Other sessions focused on testing, education, governmental regulations, and trade in hazardous products. IOCU is coordinating a Consumer Interpol, consisting of organizations in 30 countries fighting the dumping of hazardous products, dangerous technologies, and toxic wastes.

Numerous participants encouraged IOCU and the consumer movements to extend debate and campaigns beyond traditional consumer concerns. Over half of consumers in most developing countries fall outside multinational marketing networks. As a member of the Consumers' Union of Japan pointed out, "supermarkets in Manila sell a variety of Japanese food products, but many of them are out of reach of most of the people who are paid only $4.00 a day." At the same time, impoverished people are often the victims of the development strategies of their governments, which too often are geared to meet the needs of multinationals.

IOCU members also discussed building coalitions with other groups in their societies.
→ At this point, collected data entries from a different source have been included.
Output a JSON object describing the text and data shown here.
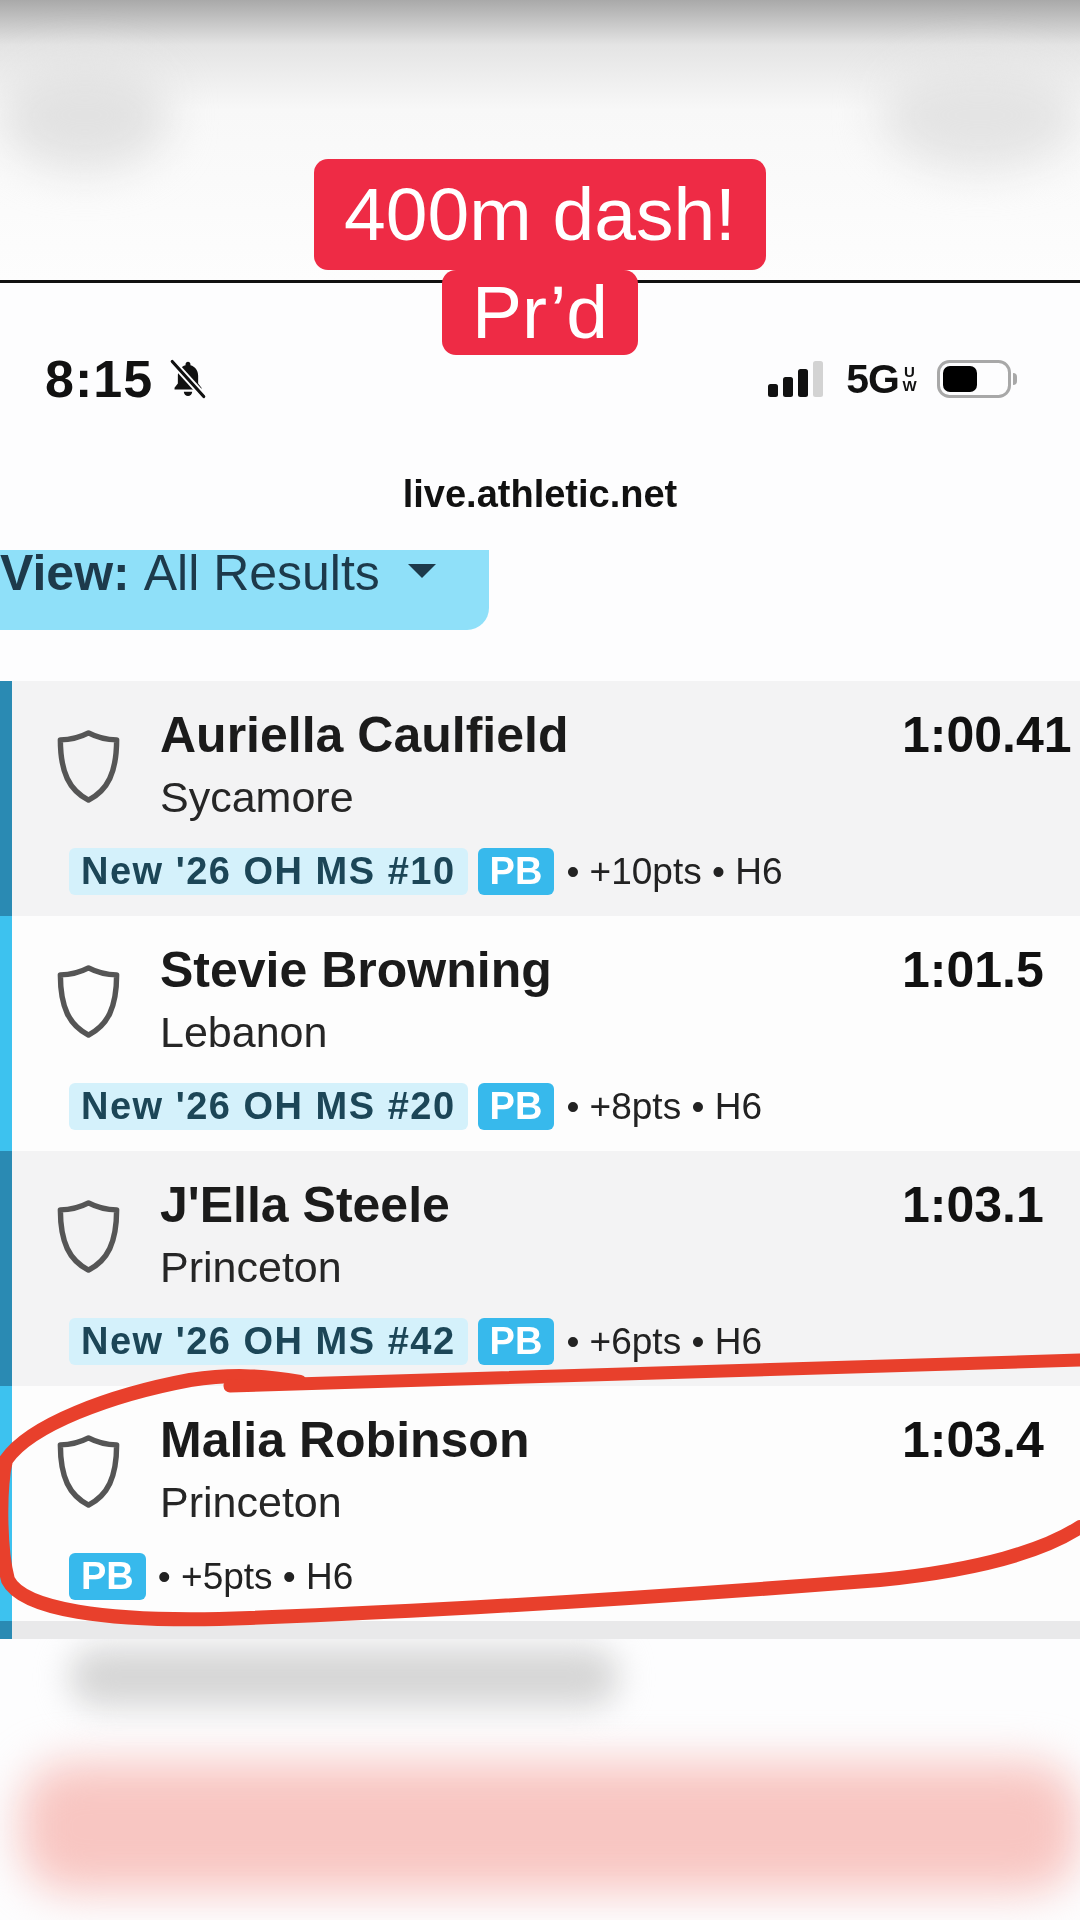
{
  "caption": {
    "lines": [
      "400m dash!",
      "Pr’d"
    ]
  },
  "status_bar": {
    "time": "8:15",
    "silent": true,
    "network": "5G",
    "network_suffix": "UW"
  },
  "browser": {
    "url": "live.athletic.net"
  },
  "view_filter": {
    "label": "View:",
    "value": "All Results"
  },
  "results": [
    {
      "name": "Auriella Caulfield",
      "school": "Sycamore",
      "time": "1:00.41",
      "badges": [
        {
          "kind": "record",
          "text": "New '26 OH MS #10"
        },
        {
          "kind": "pb",
          "text": "PB"
        }
      ],
      "details": "• +10pts • H6"
    },
    {
      "name": "Stevie Browning",
      "school": "Lebanon",
      "time": "1:01.5",
      "badges": [
        {
          "kind": "record",
          "text": "New '26 OH MS #20"
        },
        {
          "kind": "pb",
          "text": "PB"
        }
      ],
      "details": "• +8pts • H6"
    },
    {
      "name": "J'Ella Steele",
      "school": "Princeton",
      "time": "1:03.1",
      "badges": [
        {
          "kind": "record",
          "text": "New '26 OH MS #42"
        },
        {
          "kind": "pb",
          "text": "PB"
        }
      ],
      "details": "• +6pts • H6"
    },
    {
      "name": "Malia Robinson",
      "school": "Princeton",
      "time": "1:03.4",
      "badges": [
        {
          "kind": "pb",
          "text": "PB"
        }
      ],
      "details": "• +5pts • H6"
    }
  ]
}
Consumer groups, in their struggles against corporate abuses have found natural allies in workers groups, environmental organizations, womens groups, and churches. To counter the impact of corporations that are multinational, the consumer movement has realized that it must supplement strong local action with new alliances that are equally multinational in scope.
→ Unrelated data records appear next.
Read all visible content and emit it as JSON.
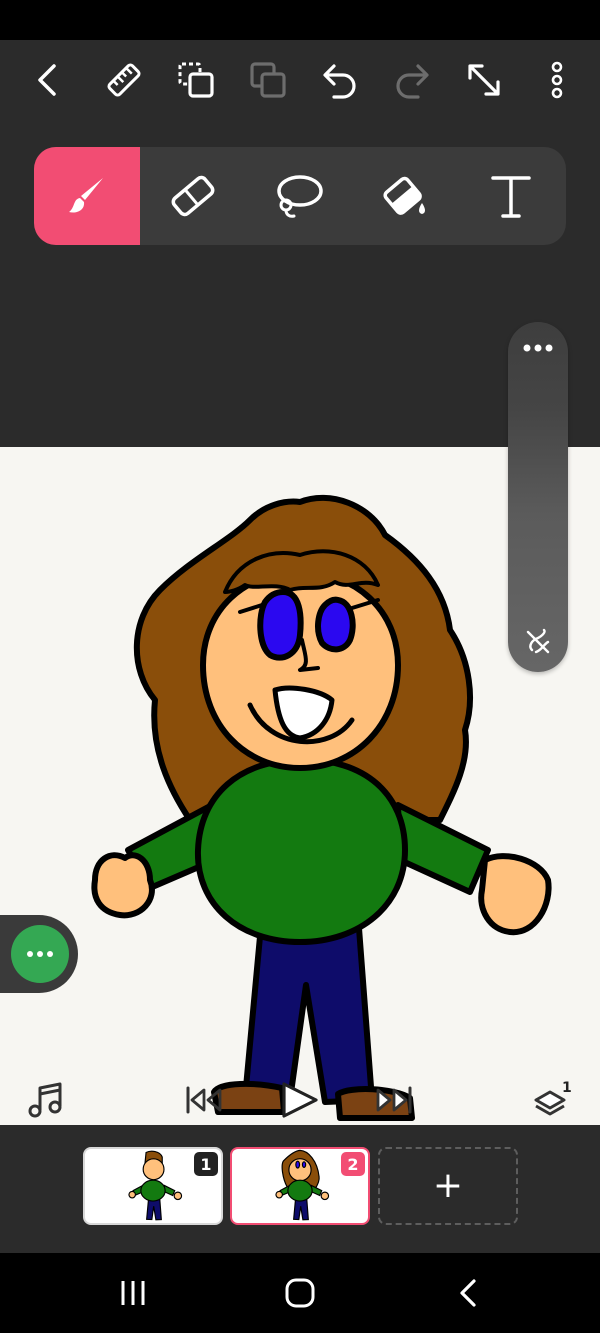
{
  "toolbar": {
    "buttons": [
      "back-icon",
      "ruler-icon",
      "select-copy-icon",
      "duplicate-icon",
      "undo-icon",
      "redo-icon",
      "fullscreen-icon",
      "more-vertical-icon"
    ]
  },
  "tools": [
    {
      "name": "brush-tool",
      "icon": "brush-icon",
      "active": true
    },
    {
      "name": "eraser-tool",
      "icon": "eraser-icon",
      "active": false
    },
    {
      "name": "lasso-tool",
      "icon": "lasso-icon",
      "active": false
    },
    {
      "name": "fill-tool",
      "icon": "paint-bucket-icon",
      "active": false
    },
    {
      "name": "text-tool",
      "icon": "text-icon",
      "active": false
    }
  ],
  "colors": {
    "accent": "#f24d73",
    "green_button": "#34a853",
    "dark": "#2b2b2b"
  },
  "playback": {
    "layer_count": "1"
  },
  "frames": [
    {
      "number": "1",
      "selected": false
    },
    {
      "number": "2",
      "selected": true
    }
  ],
  "add_frame_label": "+"
}
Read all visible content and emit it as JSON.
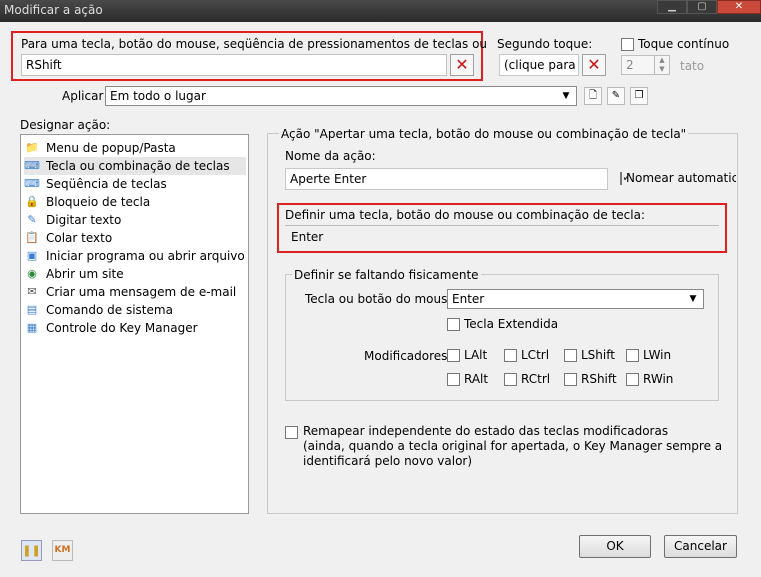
{
  "window": {
    "title": "Modificar a ação"
  },
  "original": {
    "label": "Para uma tecla, botão do mouse, seqüência de pressionamentos de teclas ou",
    "value": "RShift"
  },
  "second_touch": {
    "label": "Segundo toque:",
    "value": "(clique para d",
    "continuous_label": "Toque contínuo",
    "count_value": "2",
    "count_unit": "tato"
  },
  "apply": {
    "label": "Aplicar",
    "selected": "Em todo o lugar"
  },
  "designar": {
    "label": "Designar ação:",
    "items": [
      {
        "label": "Menu de popup/Pasta",
        "icon": "📁",
        "icon_name": "folder-icon"
      },
      {
        "label": "Tecla ou combinação de teclas",
        "icon": "⌨",
        "icon_name": "keyboard-icon"
      },
      {
        "label": "Seqüência de teclas",
        "icon": "⌨",
        "icon_name": "keyboard-sequence-icon"
      },
      {
        "label": "Bloqueio de tecla",
        "icon": "🔒",
        "icon_name": "lock-icon"
      },
      {
        "label": "Digitar texto",
        "icon": "✎",
        "icon_name": "text-icon"
      },
      {
        "label": "Colar texto",
        "icon": "📋",
        "icon_name": "clipboard-icon"
      },
      {
        "label": "Iniciar programa ou abrir arquivo",
        "icon": "▣",
        "icon_name": "program-icon"
      },
      {
        "label": "Abrir um site",
        "icon": "◉",
        "icon_name": "globe-icon"
      },
      {
        "label": "Criar uma mensagem de e-mail",
        "icon": "✉",
        "icon_name": "mail-icon"
      },
      {
        "label": "Comando de sistema",
        "icon": "▤",
        "icon_name": "system-icon"
      },
      {
        "label": "Controle do Key Manager",
        "icon": "▦",
        "icon_name": "key-manager-icon"
      }
    ]
  },
  "action": {
    "heading": "Ação \"Apertar uma tecla, botão do mouse ou combinação de tecla\"",
    "name_label": "Nome da ação:",
    "name_value": "Aperte Enter",
    "auto_name_label": "Nomear automatic",
    "define_label": "Definir uma tecla, botão do mouse ou combinação de tecla:",
    "define_value": "Enter"
  },
  "missing": {
    "title": "Definir se faltando fisicamente",
    "key_label": "Tecla ou botão do mouse",
    "key_value": "Enter",
    "extended_label": "Tecla Extendida",
    "modifiers_label": "Modificadores",
    "modifiers": [
      "LAlt",
      "LCtrl",
      "LShift",
      "LWin",
      "RAlt",
      "RCtrl",
      "RShift",
      "RWin"
    ]
  },
  "remap": {
    "line1": "Remapear independente do estado das teclas modificadoras",
    "line2": "(ainda, quando a tecla original for apertada, o Key Manager sempre a",
    "line3": "identificará pelo novo valor)"
  },
  "buttons": {
    "ok": "OK",
    "cancel": "Cancelar"
  }
}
It should therefore come as no surprise that within the last six months, scathing attacks against IOCU have been launched by the Heritage Foundation, the Wall Street Journal, and U.S. ambassador to the United Nations, Jeane Kirkpatrick (see MM, January 1983). Consumer issues - not to mention consumer and labor solidarity - have no place in the global system these conservatives so vehemently defend.


John Cavanagh, a fellow of the Institute for Policy Studies, is co-author of The World in Their Web: The Dynamics of the Textile Industry.